Figure 2. Human scleroderma increases promoter accessibilities of JUN and CD47.

Figure 2

(A) ATAC-Seq analysis for JUN and the hedgehog genes Gli1 and Ptch1 in scleroderma fibroblasts (SSCL), scleroderma fibroblasts after JUN knockout (JUN-KO) or under vismodegib, and normal skin fibroblasts. The promoter regions are highlighted with red boxes. n = 2. (B) ATAC-Seq analysis for the immune checkpoints CD47 and PD-L1 and the interleukin IL-6 in scleroderma fibroblasts, scleroderma fibroblasts after JUN knockout or under vismodegib, and normal skin fibroblasts.

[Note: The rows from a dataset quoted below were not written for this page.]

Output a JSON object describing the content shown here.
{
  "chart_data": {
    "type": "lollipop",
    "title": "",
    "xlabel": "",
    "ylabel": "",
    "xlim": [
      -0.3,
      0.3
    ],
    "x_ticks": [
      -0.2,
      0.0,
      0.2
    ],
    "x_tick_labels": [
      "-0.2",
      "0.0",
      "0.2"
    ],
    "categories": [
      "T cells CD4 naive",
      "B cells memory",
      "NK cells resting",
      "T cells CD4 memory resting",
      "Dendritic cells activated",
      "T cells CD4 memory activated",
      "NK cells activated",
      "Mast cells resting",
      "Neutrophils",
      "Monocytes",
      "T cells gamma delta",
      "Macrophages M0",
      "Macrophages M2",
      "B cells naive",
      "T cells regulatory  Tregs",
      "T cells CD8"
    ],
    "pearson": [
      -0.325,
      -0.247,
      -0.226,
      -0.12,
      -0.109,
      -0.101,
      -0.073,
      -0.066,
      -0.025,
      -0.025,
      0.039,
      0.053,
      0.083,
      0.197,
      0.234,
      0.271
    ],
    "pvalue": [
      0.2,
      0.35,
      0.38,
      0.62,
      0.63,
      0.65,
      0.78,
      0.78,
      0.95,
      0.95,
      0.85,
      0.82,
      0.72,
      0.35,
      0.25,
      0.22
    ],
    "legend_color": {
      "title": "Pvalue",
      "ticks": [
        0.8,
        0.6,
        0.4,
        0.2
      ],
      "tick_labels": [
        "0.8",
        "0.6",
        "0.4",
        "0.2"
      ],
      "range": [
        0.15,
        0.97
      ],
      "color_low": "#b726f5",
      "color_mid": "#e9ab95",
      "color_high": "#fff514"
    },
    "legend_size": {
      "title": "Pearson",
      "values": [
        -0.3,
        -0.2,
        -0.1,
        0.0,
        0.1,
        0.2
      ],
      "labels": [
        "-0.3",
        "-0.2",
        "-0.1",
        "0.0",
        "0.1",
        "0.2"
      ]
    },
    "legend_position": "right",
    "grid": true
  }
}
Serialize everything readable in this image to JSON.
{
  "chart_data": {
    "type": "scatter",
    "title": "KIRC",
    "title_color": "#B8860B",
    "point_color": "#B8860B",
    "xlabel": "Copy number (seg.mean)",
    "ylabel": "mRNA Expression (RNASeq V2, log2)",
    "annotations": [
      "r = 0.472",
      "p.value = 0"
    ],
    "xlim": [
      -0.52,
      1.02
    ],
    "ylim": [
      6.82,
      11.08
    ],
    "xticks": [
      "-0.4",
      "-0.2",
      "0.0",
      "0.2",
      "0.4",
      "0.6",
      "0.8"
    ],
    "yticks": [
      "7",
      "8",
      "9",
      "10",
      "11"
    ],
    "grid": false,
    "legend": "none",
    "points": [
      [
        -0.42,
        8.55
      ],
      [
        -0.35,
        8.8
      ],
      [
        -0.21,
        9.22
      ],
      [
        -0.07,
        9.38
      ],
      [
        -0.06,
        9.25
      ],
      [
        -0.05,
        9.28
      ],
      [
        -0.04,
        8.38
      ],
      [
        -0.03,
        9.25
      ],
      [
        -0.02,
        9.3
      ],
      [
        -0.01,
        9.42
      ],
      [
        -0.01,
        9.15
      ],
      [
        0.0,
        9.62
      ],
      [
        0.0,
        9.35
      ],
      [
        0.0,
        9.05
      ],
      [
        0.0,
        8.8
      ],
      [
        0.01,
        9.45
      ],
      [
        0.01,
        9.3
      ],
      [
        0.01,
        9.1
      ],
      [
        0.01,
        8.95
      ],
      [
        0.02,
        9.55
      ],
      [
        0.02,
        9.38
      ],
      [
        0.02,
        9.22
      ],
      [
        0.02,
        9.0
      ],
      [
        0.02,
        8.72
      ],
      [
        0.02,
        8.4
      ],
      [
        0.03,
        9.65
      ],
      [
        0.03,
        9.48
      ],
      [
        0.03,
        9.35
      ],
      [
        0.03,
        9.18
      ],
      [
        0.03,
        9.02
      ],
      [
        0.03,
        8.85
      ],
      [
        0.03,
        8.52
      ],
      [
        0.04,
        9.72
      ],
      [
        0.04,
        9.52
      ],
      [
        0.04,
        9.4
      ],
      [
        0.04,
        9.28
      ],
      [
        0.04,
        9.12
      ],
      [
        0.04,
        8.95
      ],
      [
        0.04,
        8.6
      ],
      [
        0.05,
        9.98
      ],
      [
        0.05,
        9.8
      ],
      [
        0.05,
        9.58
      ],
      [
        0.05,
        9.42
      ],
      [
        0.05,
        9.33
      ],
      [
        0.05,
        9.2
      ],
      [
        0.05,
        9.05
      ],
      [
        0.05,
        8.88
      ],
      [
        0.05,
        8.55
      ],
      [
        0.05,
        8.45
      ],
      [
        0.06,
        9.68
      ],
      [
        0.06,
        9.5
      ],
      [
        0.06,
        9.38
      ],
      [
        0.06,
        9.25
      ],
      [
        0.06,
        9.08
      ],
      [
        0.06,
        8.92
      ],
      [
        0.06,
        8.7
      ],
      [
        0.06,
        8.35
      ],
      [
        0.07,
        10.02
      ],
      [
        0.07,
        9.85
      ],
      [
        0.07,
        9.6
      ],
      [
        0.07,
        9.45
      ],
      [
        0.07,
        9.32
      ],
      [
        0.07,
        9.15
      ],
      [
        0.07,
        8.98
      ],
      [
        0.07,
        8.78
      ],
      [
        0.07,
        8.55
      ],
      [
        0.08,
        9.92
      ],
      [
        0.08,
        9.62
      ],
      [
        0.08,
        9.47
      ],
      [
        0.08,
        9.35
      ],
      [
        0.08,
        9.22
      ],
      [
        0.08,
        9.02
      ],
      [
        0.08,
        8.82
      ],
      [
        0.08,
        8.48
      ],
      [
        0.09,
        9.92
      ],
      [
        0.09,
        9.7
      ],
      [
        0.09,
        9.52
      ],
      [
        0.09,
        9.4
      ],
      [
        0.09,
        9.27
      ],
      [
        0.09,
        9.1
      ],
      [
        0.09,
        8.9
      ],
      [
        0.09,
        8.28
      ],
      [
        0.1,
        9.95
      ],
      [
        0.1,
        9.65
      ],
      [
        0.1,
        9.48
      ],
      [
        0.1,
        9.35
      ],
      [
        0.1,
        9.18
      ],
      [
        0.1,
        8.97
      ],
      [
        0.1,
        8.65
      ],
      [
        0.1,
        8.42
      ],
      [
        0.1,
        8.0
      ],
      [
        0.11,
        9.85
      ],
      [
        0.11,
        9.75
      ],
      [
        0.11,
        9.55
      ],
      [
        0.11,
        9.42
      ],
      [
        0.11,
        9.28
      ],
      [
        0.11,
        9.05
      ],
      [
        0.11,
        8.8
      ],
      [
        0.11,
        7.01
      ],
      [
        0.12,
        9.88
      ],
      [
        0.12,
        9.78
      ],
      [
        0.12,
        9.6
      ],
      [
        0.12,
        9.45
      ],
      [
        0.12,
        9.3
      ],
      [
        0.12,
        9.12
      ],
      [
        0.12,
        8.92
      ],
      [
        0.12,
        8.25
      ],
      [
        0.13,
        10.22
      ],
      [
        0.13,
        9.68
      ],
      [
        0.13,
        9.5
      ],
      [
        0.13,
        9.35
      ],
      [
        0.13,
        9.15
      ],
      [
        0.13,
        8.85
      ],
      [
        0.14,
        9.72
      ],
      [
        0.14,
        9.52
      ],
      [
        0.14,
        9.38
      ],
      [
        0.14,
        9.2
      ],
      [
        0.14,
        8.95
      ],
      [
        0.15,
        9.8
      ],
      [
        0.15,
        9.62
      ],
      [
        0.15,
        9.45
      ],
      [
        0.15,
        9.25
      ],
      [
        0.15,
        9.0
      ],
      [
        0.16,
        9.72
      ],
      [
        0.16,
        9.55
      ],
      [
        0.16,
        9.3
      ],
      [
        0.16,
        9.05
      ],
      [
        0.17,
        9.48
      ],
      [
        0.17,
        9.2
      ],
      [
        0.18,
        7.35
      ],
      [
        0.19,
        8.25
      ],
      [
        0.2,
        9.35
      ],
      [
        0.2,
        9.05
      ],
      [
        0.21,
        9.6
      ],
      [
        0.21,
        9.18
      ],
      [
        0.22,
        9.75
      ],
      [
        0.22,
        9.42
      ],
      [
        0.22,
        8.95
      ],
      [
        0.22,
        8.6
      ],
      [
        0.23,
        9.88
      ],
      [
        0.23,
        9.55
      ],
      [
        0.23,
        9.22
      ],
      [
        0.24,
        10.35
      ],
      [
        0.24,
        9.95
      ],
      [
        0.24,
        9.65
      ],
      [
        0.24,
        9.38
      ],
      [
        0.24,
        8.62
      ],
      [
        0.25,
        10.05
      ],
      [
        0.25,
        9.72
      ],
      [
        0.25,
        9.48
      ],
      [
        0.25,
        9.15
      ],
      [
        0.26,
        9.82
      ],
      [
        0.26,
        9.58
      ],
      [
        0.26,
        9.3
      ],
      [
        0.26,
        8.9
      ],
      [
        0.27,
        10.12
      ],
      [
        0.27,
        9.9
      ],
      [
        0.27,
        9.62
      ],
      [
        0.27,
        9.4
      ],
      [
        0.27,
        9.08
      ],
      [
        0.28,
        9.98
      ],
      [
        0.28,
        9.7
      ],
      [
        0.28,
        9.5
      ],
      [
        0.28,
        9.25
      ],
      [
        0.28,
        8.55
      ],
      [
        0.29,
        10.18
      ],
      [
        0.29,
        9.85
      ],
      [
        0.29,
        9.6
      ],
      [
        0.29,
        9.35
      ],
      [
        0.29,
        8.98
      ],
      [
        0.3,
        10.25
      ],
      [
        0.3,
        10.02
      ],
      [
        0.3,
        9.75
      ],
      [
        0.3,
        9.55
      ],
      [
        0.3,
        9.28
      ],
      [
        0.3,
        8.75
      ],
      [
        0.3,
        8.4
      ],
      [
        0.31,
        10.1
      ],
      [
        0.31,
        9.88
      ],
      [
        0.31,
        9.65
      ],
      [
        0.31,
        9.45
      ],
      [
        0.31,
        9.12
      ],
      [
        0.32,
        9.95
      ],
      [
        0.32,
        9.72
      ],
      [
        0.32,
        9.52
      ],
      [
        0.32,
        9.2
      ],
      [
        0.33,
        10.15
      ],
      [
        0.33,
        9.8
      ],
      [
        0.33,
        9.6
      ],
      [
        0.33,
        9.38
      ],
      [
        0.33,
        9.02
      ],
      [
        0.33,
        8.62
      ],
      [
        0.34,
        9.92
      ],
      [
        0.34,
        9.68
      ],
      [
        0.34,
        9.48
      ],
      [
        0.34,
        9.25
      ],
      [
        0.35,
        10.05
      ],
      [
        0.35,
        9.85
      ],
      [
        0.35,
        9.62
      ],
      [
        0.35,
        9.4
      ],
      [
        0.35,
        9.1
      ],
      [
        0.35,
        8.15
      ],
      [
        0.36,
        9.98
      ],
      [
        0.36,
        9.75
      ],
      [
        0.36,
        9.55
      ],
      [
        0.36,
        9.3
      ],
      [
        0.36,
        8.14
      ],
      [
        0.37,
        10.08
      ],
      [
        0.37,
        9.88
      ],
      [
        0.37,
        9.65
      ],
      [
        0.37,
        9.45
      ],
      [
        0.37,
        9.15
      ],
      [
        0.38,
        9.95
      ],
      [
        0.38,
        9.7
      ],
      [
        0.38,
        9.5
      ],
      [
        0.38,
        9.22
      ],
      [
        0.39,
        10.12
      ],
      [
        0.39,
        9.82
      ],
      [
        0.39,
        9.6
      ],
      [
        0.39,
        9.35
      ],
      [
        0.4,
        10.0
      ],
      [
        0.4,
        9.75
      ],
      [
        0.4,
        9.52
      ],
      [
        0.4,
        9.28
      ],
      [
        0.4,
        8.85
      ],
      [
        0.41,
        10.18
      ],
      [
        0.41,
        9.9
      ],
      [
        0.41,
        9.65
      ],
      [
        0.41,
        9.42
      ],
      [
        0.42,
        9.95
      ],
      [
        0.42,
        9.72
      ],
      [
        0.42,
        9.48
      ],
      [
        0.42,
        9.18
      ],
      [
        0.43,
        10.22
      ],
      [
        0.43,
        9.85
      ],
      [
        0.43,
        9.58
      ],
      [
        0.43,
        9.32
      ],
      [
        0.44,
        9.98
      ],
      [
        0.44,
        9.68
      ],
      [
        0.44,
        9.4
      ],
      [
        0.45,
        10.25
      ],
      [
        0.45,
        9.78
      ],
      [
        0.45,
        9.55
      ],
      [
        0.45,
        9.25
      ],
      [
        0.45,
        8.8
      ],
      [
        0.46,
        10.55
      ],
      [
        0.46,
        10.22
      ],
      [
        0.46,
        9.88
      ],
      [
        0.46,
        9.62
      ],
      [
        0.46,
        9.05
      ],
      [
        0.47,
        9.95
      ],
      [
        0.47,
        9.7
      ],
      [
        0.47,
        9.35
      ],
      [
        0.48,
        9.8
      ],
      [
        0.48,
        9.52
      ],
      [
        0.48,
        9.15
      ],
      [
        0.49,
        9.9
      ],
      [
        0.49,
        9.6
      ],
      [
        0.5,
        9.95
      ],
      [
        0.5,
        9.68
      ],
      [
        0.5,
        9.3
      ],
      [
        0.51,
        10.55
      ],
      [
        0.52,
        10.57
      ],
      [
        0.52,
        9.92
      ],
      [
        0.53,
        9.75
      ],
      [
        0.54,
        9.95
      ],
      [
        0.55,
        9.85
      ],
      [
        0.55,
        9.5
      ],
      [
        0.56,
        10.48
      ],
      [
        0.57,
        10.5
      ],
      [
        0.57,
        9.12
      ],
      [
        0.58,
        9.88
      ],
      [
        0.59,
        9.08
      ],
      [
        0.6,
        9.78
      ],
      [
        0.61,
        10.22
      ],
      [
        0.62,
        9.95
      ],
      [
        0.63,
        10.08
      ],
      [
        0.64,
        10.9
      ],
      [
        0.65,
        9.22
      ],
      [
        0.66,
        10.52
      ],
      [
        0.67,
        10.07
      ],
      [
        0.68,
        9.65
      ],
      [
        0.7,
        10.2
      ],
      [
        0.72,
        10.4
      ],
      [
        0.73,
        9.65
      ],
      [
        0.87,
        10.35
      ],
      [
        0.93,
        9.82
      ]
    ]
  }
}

The promoter regions are highlighted with red boxes. n = 2. (C) Heatmap of differential open chromatin regulatory elements characterized from ATAC-Seq. The color bar shows the relative ATAC-Seq signal (Z score of normalized read counts) as indicated. Samples 1 and 2 in both groups are individual samples. n = 2. (D) Fibrosis-linked genes with a 5-fold decline in promoter accessibility after JUN knockout. n = 2. (E) p-JUN expression in pulmonary fibroblasts and scleroderma fibroblasts on a 70 kPa hydrogel or a regular polystyrene plastic dish. Two-sided t test. **P < 0.01; ***P < 0.001. n = 4. Tukey’s multiple comparison test. Bars represent means with standard deviations.